There doesn’t seem to seem to be much going around in the pirate metal world – though I’d love if it was there was an underground pirate metal scene – but both Alestorm and Swashbuckle seem to have a pretty healthy following. Swashbuckle has a respectable 24,000 likes on Facebook, along with over a million views of their only music video on YouTube, whilst Alestorm have just over 350,000 followers on Facebook, and several million views on each of their videos on the tube (Keelhauled in particular has nine million).

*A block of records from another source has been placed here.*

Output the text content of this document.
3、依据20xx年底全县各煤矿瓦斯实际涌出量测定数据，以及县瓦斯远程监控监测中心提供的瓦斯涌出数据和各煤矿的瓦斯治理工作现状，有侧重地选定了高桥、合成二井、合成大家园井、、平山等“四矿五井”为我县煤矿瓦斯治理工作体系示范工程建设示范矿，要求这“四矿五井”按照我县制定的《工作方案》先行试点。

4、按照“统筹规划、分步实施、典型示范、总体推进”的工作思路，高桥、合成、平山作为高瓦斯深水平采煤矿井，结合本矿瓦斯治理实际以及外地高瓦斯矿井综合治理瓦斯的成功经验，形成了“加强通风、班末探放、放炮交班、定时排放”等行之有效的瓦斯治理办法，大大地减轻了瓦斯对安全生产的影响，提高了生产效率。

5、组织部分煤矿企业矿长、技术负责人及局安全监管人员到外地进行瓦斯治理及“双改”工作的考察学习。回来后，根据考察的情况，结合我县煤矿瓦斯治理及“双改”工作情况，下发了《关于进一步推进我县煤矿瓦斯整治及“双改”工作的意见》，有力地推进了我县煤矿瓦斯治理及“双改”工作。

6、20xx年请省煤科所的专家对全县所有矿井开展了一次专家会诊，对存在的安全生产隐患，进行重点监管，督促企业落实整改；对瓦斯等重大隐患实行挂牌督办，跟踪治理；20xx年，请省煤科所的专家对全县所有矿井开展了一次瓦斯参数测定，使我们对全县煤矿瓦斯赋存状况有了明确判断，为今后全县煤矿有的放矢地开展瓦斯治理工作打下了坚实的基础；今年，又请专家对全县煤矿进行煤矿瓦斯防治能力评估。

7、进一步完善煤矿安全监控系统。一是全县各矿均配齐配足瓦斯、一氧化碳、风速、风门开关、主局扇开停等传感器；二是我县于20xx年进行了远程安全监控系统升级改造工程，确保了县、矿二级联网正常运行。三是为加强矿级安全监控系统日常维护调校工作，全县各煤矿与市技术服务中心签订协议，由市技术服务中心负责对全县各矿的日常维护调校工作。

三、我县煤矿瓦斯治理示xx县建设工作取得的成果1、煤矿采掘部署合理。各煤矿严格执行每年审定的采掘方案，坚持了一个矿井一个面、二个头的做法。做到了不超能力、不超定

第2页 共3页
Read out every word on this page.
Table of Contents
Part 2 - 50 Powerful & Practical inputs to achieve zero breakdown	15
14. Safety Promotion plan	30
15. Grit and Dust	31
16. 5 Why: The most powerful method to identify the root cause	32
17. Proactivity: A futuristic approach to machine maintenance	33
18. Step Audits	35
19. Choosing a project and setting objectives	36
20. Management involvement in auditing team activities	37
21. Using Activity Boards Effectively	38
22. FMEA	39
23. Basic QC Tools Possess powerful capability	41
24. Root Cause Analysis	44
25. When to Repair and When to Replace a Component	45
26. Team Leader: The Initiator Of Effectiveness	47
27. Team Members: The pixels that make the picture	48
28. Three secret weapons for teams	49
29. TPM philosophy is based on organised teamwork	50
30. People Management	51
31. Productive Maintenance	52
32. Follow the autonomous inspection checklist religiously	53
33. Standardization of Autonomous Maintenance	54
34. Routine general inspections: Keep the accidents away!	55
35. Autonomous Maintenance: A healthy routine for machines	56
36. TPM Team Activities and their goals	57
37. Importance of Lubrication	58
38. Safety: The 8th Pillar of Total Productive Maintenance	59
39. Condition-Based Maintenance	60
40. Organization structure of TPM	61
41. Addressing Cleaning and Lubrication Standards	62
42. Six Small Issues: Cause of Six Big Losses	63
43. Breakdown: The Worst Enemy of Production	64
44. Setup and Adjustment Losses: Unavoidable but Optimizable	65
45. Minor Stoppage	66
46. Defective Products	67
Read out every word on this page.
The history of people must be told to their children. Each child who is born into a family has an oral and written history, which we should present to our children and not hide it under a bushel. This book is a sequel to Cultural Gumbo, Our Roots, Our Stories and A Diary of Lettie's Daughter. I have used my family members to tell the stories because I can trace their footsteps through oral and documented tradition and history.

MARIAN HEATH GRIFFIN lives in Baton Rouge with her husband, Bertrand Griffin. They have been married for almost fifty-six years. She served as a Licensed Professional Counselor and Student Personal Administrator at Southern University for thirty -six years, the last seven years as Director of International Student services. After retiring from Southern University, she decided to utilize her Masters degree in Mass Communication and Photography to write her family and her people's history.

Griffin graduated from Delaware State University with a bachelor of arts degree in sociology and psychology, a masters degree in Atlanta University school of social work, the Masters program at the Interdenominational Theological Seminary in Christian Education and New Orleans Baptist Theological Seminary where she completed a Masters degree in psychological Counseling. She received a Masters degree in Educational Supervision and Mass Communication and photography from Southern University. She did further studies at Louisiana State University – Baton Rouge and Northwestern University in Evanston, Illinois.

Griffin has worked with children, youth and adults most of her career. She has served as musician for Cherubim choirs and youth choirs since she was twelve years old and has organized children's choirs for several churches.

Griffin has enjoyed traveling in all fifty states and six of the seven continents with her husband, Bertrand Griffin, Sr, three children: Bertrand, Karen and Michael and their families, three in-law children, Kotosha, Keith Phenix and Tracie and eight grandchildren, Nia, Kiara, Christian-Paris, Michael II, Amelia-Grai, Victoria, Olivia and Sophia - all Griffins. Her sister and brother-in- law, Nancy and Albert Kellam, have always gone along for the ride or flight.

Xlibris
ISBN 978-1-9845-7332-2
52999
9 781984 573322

Germany seems a rather healthy hunting ground – erm, secret cove? – for pirate metal. Not only did the nation spawn Running Wild, but it also gave Alestorm a #26 spot on the charts for their 2014 album Sunset on the Golden Age. The country that made no colonial inroads into the Caribbean is definitely giving a healthy dose of vitality to this mode of music that Admiral Nobeard happily describes as gimmicky.

Indeed, Admiral Nobeard, pirate metal is gimmicky. But while it’s weird, it’s certainly not alone in the metal sphere or the wider music world in having a contrived nature. As the Admiral quite rightly pointed out, black metal (“How many times can you write about Satan and it not be your gimmick?”), GWAR and Alice Cooper all contain gimmickry. Nile, the death metal band that loves to sing about Ancient Egypt, Steel Panther and Kid Rock are all gimmicks too (Kid Rock actually might not be contrived at all, to be honest).

All things considered, pirate metal isn’t even that strange. It’s not a niche neither as it’s not big enough (yet), nor is it attempting to reinvent the wheel. If the same person who asked me “What is shoegaze?” followed that up with “What is pirate metal?”, I’d answer as Admiral Nobeard answered: “My guess would be pirates playing metal”. Exactly what it says on the hidden chest of tin. A steam train metal band though, that’d properly be weird.